NEREDE EKSİK VARSA ORADAYIZ

Bütün yatırımları neden Serdivan’a yapıyorsunuz ya da böyle bir algı neden var toplumda?

Her seferinde söylüyorum;biz bu konuda hakikaten adaletli davranıyoruz. Taraklı’nınnüfus oranına göre Serdivan’a yaptığımız hizmetten daha fazlasını yaptığımızı göreceksiniz.Serdivan’da yeni yollar yaptık.Kamulaştırma olmadığı için sadece imalat yapıyoruz. Çok yüklü bir maliyeti yok. Adapazarı’nı neden konuşmuyorsunuz?  Şehribaştanbaşa yeniledik.Asfalt yaptık, sosyal projeler ürettik. İtfaiye binaları, köprüler yaptık. Geyve’ye 150 milyonluk yatırım yaptık. Nerede eksik varsa oradayız. 

DİDİŞMEYE HAKKIMIZ YOK

Kurumlar arası uyum ve işbirliği hususunda Büyükşehir örnek gösteriliyor. Sivil toplum kuruluşlarıyla, iş dünyası ile üniversite ile her yerle uyum içerisinde çalışıyorsunuz. Aynı uyumun AK Parti içinde olmadığı söyleniyor. Milletvekilleri, belediye başkanları ve teşkilat mensupları arasında bir çekişme mi var?

Biz bu şehrin sahibi değil, emanetçileriyiz. Bu şehre hizmet etmek isteyen herkesle işbirliği yapmak bizim görevimiz. Kurumsal bir korumacılığımda yok. Elimizde imkân varsa her kuruma yardımcı olmaya çalışıyorum. Elimizden geldiği kadar ilişkileri iyi tutmaya çalışıyoruz.Bu şehirde yaşayan insanların bir arada kardeşçe yaşamaları için gayret gösteriyoruz. Herkesle iyi ilişkiler kurarak bu şehre bir şeyler kazandırmaya çalışıyorum.
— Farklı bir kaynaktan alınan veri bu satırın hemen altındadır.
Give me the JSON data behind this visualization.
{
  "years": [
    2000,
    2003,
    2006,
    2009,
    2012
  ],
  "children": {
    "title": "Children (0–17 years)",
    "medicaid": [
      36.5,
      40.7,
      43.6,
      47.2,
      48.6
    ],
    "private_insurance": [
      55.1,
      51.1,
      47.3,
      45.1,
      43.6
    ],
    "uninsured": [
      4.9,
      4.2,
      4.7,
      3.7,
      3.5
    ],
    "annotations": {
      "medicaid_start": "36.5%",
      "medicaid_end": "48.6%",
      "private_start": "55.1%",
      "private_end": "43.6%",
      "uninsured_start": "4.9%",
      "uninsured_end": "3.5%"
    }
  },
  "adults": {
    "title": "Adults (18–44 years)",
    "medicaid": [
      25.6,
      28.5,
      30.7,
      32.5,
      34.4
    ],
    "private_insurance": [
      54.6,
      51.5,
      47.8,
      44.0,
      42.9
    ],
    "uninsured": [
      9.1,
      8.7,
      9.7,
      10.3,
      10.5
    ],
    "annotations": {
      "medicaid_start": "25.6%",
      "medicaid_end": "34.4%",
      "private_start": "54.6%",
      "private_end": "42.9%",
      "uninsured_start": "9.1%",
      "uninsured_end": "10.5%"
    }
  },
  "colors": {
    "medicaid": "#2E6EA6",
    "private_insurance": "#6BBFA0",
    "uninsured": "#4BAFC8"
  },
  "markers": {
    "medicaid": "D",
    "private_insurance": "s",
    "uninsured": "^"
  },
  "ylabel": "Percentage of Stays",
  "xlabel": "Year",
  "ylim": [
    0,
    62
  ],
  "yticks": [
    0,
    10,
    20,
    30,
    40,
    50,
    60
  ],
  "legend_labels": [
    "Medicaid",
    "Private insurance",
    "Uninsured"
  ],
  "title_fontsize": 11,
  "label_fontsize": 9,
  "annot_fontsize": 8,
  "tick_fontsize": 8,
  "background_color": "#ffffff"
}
Milletvekilleri ile herhangi bir sorunumuz olamaz. Onların seçim kazanması için elimizden geleni yaptığımız gibi onlarla da bu işleri iyi götürmek ve beraber götürmenin amacı içerisindeyiz. Vekillerimizin de bu konudaki bakış açısı bu şekilde. Biz hepimiz şunu çok iyi biliyoruz. Sakarya, siyaset, Türkiye bizim kişisel tutumlarımıza kurban edeceğimiz şeyler değil. Vatandaşlarımız bizleri bu makama getirirken birbirimizle didişmek için getirmiyor. İyi niyetle çalışalım, hizmet üretelim diye getiriyor. Biz bunun farkındayız. Bakış açımız budur. Sayın vekillerimizle olduğu gibi Sayın valimizle, rektörümüzle, ticaret ve esnaf odamızla, sivil toplum temsilcilerimizle, muhtarlarımızla gayet güzel bir diyalog kurduk. Hamdolsun herhangi bir sorun yok. Bizler 2019 Mart’ına değil, 2019’un Kasım’ına odaklanmış durumundayız. Eğer istediğimiz sonuçlara ulaşamazsak 2019’un Mart’ında elde ettiğimiz sonuçların hiçbir anlamı yok. Önemli olan ülkemizin, vatanımızın geleceğidir. Bunun için çok çalışıp, çok üretip, vatandaşımızın gönlünü kazanmak durumundayız.”